• KRC on ABC Radio: Surrogacy Bill wrong and unnecessary

    Date: 2010.02.07 | Category: Uncategorized | Tags:

    Listen here (7MB, requires QuickTime) to Kids Rights Count spokesman, Dr David van Gend, and Qld Attorney General Cameron Dick interviewed on the Surrogacy Bill 2009 on ABC radio.

    The Attorney General defended the Government’s Surrogacy Bill on two grounds – but both of his legitimate points can be resolved without resorting to this radical, culture-deforming piece of social engineering.

    First, Mr Dick raised the concern that the current laws in Queensland carry a possible prison sentence for anybody engaging in surrogacy – even altruistic surrogacy. Both political parties agree in wanting to remove the prospect of imprisonment for the adults in charge of a surrogate baby – and so, indeed, do we at Kids Rights Count, because it is not in the interests of a child to have his or her carers in prison. However, that change can be achieved by a simple amendment to the existing surrogacy law of 1988 – we do not need a new law that smuggles in radical and harmful social experiments under the respectable cloak of decriminalising altruistic suggogacy.

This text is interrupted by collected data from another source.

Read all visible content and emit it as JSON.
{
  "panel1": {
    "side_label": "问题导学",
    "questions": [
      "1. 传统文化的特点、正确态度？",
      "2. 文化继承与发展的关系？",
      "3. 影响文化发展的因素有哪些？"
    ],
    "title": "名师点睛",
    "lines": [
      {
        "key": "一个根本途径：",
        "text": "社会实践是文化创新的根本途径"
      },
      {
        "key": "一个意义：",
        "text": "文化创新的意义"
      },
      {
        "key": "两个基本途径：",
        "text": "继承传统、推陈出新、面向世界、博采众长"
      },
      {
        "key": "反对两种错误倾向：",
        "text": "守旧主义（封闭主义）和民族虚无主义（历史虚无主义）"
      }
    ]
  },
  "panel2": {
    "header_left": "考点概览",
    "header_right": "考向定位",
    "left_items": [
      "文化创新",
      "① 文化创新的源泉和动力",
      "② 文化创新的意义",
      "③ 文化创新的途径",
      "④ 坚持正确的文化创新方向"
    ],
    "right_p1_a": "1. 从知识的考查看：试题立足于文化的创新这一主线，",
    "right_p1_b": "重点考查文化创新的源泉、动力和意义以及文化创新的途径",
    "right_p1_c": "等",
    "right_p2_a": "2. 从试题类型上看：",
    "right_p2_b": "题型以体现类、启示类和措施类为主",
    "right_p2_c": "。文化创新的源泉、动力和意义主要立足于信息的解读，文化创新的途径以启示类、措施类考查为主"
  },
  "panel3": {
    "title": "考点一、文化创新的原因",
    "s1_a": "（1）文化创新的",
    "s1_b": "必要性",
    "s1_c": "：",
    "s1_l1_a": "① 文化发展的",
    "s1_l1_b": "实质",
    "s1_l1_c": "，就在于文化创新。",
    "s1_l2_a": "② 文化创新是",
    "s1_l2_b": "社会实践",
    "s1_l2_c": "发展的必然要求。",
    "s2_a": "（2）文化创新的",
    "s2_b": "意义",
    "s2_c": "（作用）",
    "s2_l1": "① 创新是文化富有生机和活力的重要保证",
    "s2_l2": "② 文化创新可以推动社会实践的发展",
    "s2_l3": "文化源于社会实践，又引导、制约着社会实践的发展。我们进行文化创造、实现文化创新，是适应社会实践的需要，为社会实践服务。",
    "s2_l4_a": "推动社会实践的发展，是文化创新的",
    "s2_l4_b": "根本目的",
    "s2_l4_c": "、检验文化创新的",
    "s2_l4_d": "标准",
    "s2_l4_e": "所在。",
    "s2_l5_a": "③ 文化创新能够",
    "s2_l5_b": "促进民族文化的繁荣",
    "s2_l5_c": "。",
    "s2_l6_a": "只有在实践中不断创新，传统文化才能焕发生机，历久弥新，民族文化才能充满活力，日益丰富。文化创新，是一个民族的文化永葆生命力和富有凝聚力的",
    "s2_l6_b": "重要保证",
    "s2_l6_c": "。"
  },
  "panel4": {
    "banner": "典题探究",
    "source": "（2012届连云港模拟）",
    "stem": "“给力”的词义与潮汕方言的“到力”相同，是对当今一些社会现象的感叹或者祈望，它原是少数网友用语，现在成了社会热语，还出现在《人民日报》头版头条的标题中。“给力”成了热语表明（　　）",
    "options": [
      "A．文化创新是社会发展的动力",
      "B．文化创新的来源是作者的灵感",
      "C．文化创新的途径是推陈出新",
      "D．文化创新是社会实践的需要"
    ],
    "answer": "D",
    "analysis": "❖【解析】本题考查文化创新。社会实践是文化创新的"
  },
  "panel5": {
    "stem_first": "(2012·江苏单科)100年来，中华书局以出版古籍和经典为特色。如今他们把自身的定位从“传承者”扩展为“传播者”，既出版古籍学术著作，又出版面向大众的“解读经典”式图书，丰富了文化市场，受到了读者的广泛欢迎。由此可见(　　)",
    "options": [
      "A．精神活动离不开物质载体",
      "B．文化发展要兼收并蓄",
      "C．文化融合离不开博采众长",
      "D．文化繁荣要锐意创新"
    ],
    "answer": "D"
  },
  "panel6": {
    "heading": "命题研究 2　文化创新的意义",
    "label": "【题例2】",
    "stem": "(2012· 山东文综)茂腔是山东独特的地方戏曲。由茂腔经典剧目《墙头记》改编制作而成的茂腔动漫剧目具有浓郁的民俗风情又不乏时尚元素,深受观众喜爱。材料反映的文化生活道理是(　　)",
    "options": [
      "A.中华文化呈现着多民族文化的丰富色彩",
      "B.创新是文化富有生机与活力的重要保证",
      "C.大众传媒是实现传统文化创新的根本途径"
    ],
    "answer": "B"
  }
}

    Second, Mr Dick referred to the need to treat all kids equally – for instance the issues of a surrogate child’s right to inherit from a deceased surrogate ‘parent’. Also the issue of legal certainty of guardianship for a surrogate child (so an adult(s) has legally secure rights and responsibilities in the care of a surrogate child, regarding health matters, education etc).

    Again, we agree – the child should not be further disadvantaged just because of the disturbed circumstances of her creation and birth. As Dr van Gend explained in advance, both these issues are readily sorted out without recourse to this radical new surrogacy Bill.

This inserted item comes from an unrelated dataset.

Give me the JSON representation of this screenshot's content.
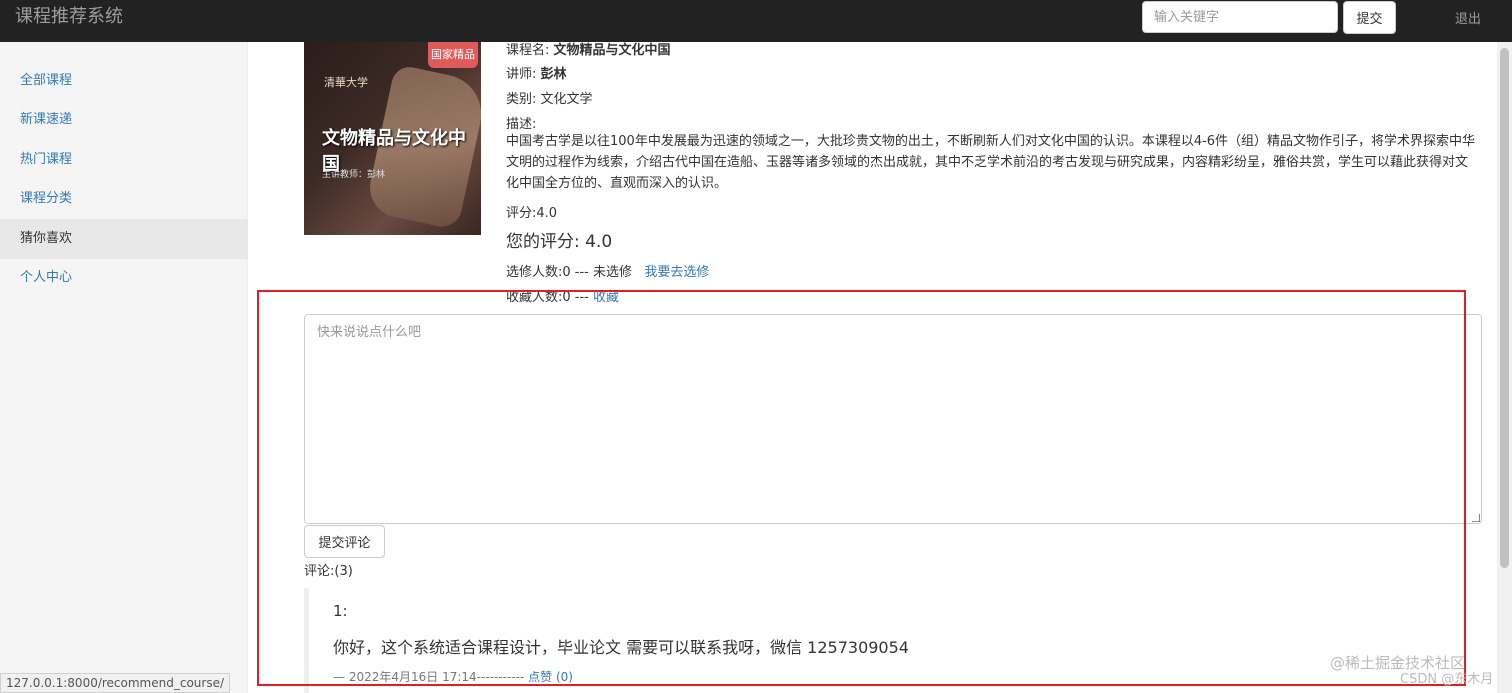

    1. Re inheritance: amendments can be made to the Succession Act to allow a surrogate child, like other childrne whose parental circumstances are irregular, to have a claim on the estate of those acting as their ‘parents’. 

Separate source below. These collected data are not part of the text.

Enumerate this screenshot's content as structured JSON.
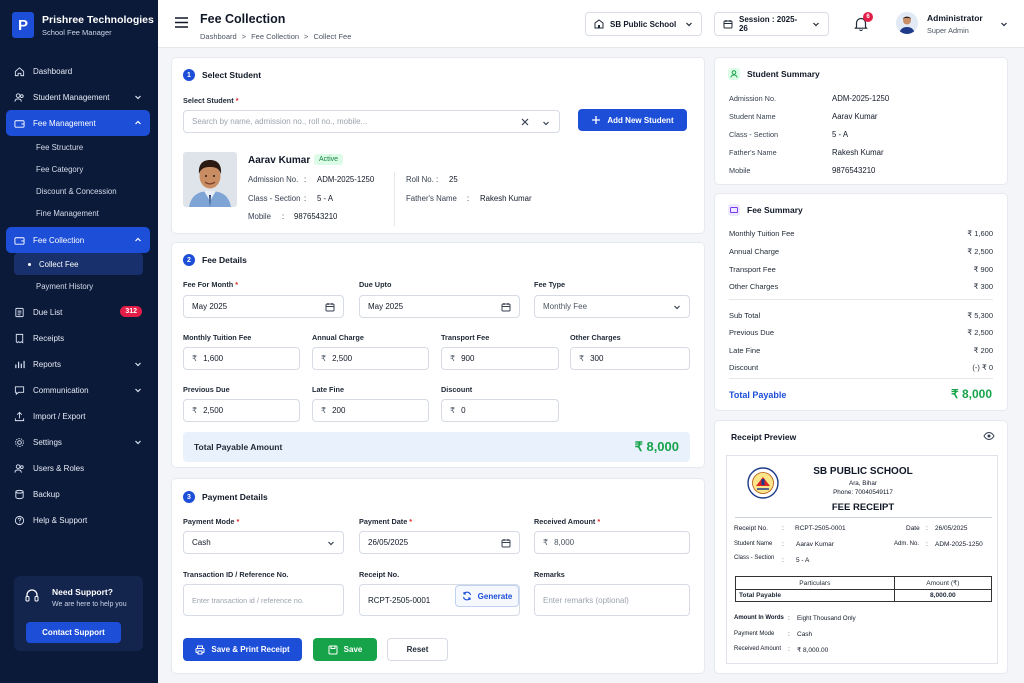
{
  "app": {
    "name": "Prishree Technologies",
    "subtitle": "School Fee Manager",
    "logo": "P"
  },
  "sidebar": {
    "items": [
      {
        "label": "Dashboard",
        "icon": "home-icon"
      },
      {
        "label": "Student Management",
        "icon": "users-icon"
      },
      {
        "label": "Fee Management",
        "icon": "wallet-icon"
      },
      {
        "label": "Fee Collection",
        "icon": "wallet-icon"
      },
      {
        "label": "Due List",
        "badge": "312"
      },
      {
        "label": "Receipts"
      },
      {
        "label": "Reports"
      },
      {
        "label": "Communication"
      },
      {
        "label": "Import / Export"
      },
      {
        "label": "Settings"
      },
      {
        "label": "Users & Roles"
      },
      {
        "label": "Backup"
      },
      {
        "label": "Help & Support"
      }
    ],
    "fee_management_sub": [
      "Fee Structure",
      "Fee Category",
      "Discount & Concession",
      "Fine Management"
    ],
    "fee_collection_sub": [
      "Collect Fee",
      "Payment History"
    ],
    "support": {
      "title": "Need Support?",
      "text": "We are here to help you",
      "button": "Contact Support"
    }
  },
  "header": {
    "title": "Fee Collection",
    "breadcrumb": [
      "Dashboard",
      ">",
      "Fee Collection",
      ">",
      "Collect Fee"
    ],
    "school": "SB Public School",
    "session": "Session : 2025-26",
    "notifications": "6",
    "user": {
      "name": "Administrator",
      "role": "Super Admin"
    }
  },
  "select_student": {
    "step": "1",
    "title": "Select Student",
    "label": "Select Student",
    "placeholder": "Search by name, admission no., roll no., mobile...",
    "add_button": "Add New Student",
    "student": {
      "name": "Aarav Kumar",
      "status": "Active",
      "admission_label": "Admission No.",
      "admission": "ADM-2025-1250",
      "roll_label": "Roll No.",
      "roll": "25",
      "class_label": "Class - Section",
      "class": "5 - A",
      "father_label": "Father's Name",
      "father": "Rakesh Kumar",
      "mobile_label": "Mobile",
      "mobile": "9876543210",
      "sep": ":"
    }
  },
  "fee_details": {
    "step": "2",
    "title": "Fee Details",
    "month_label": "Fee For Month",
    "month": "May 2025",
    "due_label": "Due Upto",
    "due": "May 2025",
    "type_label": "Fee Type",
    "type": "Monthly Fee",
    "currency": "₹",
    "fields": [
      {
        "label": "Monthly Tuition Fee",
        "value": "1,600"
      },
      {
        "label": "Annual Charge",
        "value": "2,500"
      },
      {
        "label": "Transport Fee",
        "value": "900"
      },
      {
        "label": "Other Charges",
        "value": "300"
      },
      {
        "label": "Previous Due",
        "value": "2,500"
      },
      {
        "label": "Late Fine",
        "value": "200"
      },
      {
        "label": "Discount",
        "value": "0"
      }
    ],
    "total_label": "Total Payable Amount",
    "total": "₹ 8,000"
  },
  "payment": {
    "step": "3",
    "title": "Payment Details",
    "mode_label": "Payment Mode",
    "mode": "Cash",
    "date_label": "Payment Date",
    "date": "26/05/2025",
    "received_label": "Received Amount",
    "received": "8,000",
    "txn_label": "Transaction ID / Reference No.",
    "txn_placeholder": "Enter transaction id / reference no.",
    "receipt_label": "Receipt No.",
    "receipt": "RCPT-2505-0001",
    "generate": "Generate",
    "remarks_label": "Remarks",
    "remarks_placeholder": "Enter remarks (optional)",
    "btn_print": "Save & Print Receipt",
    "btn_save": "Save",
    "btn_reset": "Reset"
  },
  "student_summary": {
    "title": "Student Summary",
    "rows": [
      {
        "label": "Admission No.",
        "value": "ADM-2025-1250"
      },
      {
        "label": "Student Name",
        "value": "Aarav Kumar"
      },
      {
        "label": "Class - Section",
        "value": "5 - A"
      },
      {
        "label": "Father's Name",
        "value": "Rakesh Kumar"
      },
      {
        "label": "Mobile",
        "value": "9876543210"
      }
    ]
  },
  "fee_summary": {
    "title": "Fee Summary",
    "rows": [
      {
        "label": "Monthly Tuition Fee",
        "value": "₹ 1,600"
      },
      {
        "label": "Annual Charge",
        "value": "₹ 2,500"
      },
      {
        "label": "Transport Fee",
        "value": "₹ 900"
      },
      {
        "label": "Other Charges",
        "value": "₹ 300"
      },
      {
        "label": "Sub Total",
        "value": "₹ 5,300"
      },
      {
        "label": "Previous Due",
        "value": "₹ 2,500"
      },
      {
        "label": "Late Fine",
        "value": "₹ 200"
      },
      {
        "label": "Discount",
        "value": "(-) ₹ 0"
      }
    ],
    "total_label": "Total Payable",
    "total": "₹ 8,000"
  },
  "receipt": {
    "title": "Receipt Preview",
    "school": "SB PUBLIC SCHOOL",
    "address": "Ara, Bihar",
    "phone": "Phone: 70040549117",
    "heading": "FEE RECEIPT",
    "receipt_no_label": "Receipt No.",
    "receipt_no": "RCPT-2505-0001",
    "date_label": "Date",
    "date": "26/05/2025",
    "student_label": "Student Name",
    "student": "Aarav Kumar",
    "adm_label": "Adm. No.",
    "adm": "ADM-2025-1250",
    "class_label": "Class - Section",
    "class": "5 - A",
    "col1": "Particulars",
    "col2": "Amount (₹)",
    "row_label": "Total Payable",
    "row_value": "8,000.00",
    "words_label": "Amount In Words",
    "words": "Eight Thousand Only",
    "mode_label": "Payment Mode",
    "mode": "Cash",
    "received_label": "Received Amount",
    "received": "₹ 8,000.00",
    "sep": ":"
  },
  "colors": {
    "primary": "#1d4ed8",
    "sidebar": "#0c1a3a",
    "success": "#16a34a",
    "danger": "#e11d48"
  }
}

    2. Re certainty of guardianship – such situations are already being adequately resolved through the Family Court, under federal legislation, and there is  again no justification for introducing the surrogacy-any-two-blokes-can-have-their-own-baby-Bill 2009 in Queensland.

    No, the cultural wrecking-ball of the Surrogacy Bill 2009 is not justified by the Attorney General’s arguments. This Bill is not only wrong, it is unnecessary.